Andrew Kemp and I wrote a piece in last edition of the IPA Review on a strand of Islamic thought that could be considered sympathetic to the free market. (The article is here: “Islam and the Free Market“). The piece is pretty simple, covering three areas – the aspects of the Qur’an which praise commerce and the exploitation of natural resources for human gain, the economics of the 14th century Islamic historian Ibn Khaldun, and the potential problem of usury for Islamic commerce.
We explicitly did not try to maintain that the Qur’an or Islam itself was inherently pro-capitalist or liberal, or peaceful or something else – I don’t believe that religions can be ‘inherently’ anything. Instead, we argued that it is possible to cherry-pick a tradition of free market or pro-commerce thought out of Islamic intellectual history. As we wrote,
None of this discussion is to imply that the Islamic religion is consistently or inherently liberal, or necessarily free market. If nothing else, the process of discerning a liberal tradition in Islam illustrates the subjective nature of theology – individuals interpret sacred texts, rather than being controlled by them.
This modest argument has not been popular. (The quote which opens this post is from the latest, and certainly the most vitriolic, response at a blog called Mangled Thoughts. He goes on to characterise our piece as a ‘nasty little bit of toilet paper material’, but at least he calls my front cover ‘handsome’.)
Prodos opened the condemnation by accusing us of supporting a “free market dictator” – the Islamic Free Market Institute Foundation which we mentioned in the article approvingly quotes George Bernard Shaw on its website.
A blogger under the name Strider, before having read the article, speculated that the IPA was desperately searching out new sources of funding, (“the IPA was getting strapped for cash”) and that we wrote the piece to try to get support from Emirate Airlines. He went on to read the article, conceding that it may not be all wrong (“That might well be the case, but it is important to avoid the temptation to rewrite history.”) but nevertheless, the IPA should shut down. (“perhaps it is time after 60 years for the IPA to pack up its tents and go away.”) I can assure Strider that we were not paid to write the article, and that for the last two years the IPA has experienced a sustained boom in financial support.
Gerard Jackson, of Brookesnews, has provided the only lengthy criticism of our piece, in this podcast with Prodos, and apparently in a subsequent lecture. Speculating that we were ‘spoonfed’ our argument from some nefarious source, he badly misreads our article.
Over the course of an hour, he argues against a strawman – our article does not claim that Ibn Khaldun invented economic theory. Instead, we briefly write that “it is hard not to imagine that the leading scholars of the School of Salamanca did not have at least a passing familiarity with Ibn Khaldun’s work”. We know that Islamic scholarship was influential within the Scholastic movement – Ibn Rushd (Averroes) was highly respected by Thomas Aquinas and others as a expert commentator on Aristotle. Much Greek writing was translated into Latin from Arabic, rather than the original Greek. Furthermore, Medieval European scholars often traveled within the Islamic world and had extensive contact with their Arabic counterparts. It’s unlikely that Ibn Khaldun would have escaped the attention of Christendom.

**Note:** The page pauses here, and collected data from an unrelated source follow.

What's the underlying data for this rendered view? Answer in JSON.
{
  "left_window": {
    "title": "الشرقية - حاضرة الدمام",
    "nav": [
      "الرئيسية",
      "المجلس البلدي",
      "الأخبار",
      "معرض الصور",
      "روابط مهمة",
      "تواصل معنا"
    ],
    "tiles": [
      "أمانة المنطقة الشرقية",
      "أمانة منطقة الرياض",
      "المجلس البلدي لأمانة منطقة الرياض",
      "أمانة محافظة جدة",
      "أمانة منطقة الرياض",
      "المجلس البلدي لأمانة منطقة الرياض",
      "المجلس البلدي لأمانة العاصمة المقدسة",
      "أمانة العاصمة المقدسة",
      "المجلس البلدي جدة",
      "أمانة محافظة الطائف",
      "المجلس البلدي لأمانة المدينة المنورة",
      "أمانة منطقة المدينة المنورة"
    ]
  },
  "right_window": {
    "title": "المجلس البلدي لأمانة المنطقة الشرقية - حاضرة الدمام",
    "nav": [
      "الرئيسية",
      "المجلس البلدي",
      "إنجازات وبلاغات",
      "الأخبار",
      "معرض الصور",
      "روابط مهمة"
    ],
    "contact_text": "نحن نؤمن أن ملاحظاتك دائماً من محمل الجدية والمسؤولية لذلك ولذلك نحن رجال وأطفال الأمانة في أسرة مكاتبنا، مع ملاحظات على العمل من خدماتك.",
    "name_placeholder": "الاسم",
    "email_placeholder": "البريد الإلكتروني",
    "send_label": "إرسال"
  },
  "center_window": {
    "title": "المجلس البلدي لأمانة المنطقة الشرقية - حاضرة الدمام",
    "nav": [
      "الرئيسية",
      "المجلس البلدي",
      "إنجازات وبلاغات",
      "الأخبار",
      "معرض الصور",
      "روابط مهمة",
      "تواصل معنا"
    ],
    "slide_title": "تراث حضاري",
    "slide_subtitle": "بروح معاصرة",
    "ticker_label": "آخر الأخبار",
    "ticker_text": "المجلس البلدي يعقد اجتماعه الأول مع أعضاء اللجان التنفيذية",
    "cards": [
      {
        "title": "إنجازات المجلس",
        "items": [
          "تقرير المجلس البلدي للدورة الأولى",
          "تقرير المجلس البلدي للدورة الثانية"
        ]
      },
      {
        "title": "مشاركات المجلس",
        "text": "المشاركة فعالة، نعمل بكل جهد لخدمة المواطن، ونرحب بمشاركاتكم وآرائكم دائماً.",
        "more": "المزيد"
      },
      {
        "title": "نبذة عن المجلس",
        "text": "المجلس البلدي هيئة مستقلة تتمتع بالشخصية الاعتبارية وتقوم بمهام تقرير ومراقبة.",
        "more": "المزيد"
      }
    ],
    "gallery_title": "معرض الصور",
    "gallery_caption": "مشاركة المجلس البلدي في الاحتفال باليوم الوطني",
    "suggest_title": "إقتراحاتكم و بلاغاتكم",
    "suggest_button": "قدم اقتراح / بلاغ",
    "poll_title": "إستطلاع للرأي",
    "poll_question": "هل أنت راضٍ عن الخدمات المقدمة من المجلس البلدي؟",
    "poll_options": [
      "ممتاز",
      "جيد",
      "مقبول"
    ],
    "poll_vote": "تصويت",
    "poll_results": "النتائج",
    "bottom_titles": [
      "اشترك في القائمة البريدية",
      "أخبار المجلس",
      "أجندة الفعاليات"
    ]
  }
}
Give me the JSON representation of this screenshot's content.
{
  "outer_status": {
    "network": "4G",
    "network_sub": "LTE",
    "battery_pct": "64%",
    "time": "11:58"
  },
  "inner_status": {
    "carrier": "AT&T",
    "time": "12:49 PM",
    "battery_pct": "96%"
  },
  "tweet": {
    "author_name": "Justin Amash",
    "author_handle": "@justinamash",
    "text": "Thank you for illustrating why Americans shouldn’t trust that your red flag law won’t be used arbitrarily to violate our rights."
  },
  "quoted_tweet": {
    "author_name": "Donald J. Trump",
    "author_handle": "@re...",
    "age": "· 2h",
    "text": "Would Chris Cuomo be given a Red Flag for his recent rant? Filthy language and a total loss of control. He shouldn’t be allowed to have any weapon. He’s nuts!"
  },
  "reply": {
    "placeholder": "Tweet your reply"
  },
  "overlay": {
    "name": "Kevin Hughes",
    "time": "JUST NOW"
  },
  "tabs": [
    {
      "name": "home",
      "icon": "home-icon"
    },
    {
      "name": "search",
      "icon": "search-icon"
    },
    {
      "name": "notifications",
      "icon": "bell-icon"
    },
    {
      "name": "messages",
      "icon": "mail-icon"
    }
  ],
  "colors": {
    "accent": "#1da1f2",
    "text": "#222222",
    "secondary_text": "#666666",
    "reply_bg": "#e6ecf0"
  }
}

Regardless, Jackson does not address our main contention – it is possible to detect within Islamic intellectual history a distinct, although not anywhere near dominant, strand of free market or pro-commerce thought. If there is a problem with this argument, I would be eager to hear it, but so far angry rhetoric and misreadings have dominated the critical response.
Why might this be the case? Our article was written for a audience sympathetic to the free market, asking them to reassess their existing views on the viability of Islamic liberalism. We argued that the myopic argument that there can be no free Islamic nation because Islam the religion is somehow internally deficient does not stand up. Liberal thought has existed within an Islamic framework. And perhaps this can be leveraged into a modern Islamic liberal tradition and hopefully provide a basis for a genuinely liberal Islamic state.
The response by Prodos, Gerard Jackson, Strider and Mangled Thoughts illustrates how certain segments of the right treat the War on Terror as simply a War on Islam – and they appear to be angry that Andrew and I would even consider sympathising with their enemy. Worse – we have “sold out to muslims”, as if it is every Australian’s duty to stay strong against the advancing Muslim hordes.
They dismiss Islam as a religion of violence without seriously looking at the importance of different intellectual traditions within Islam, and the way these can and have changed over time. Surely, when the Islamic world is filled will illiberal governments, it is vital to try to rejuvenate those traditions to encourage other, more liberal, paths of development?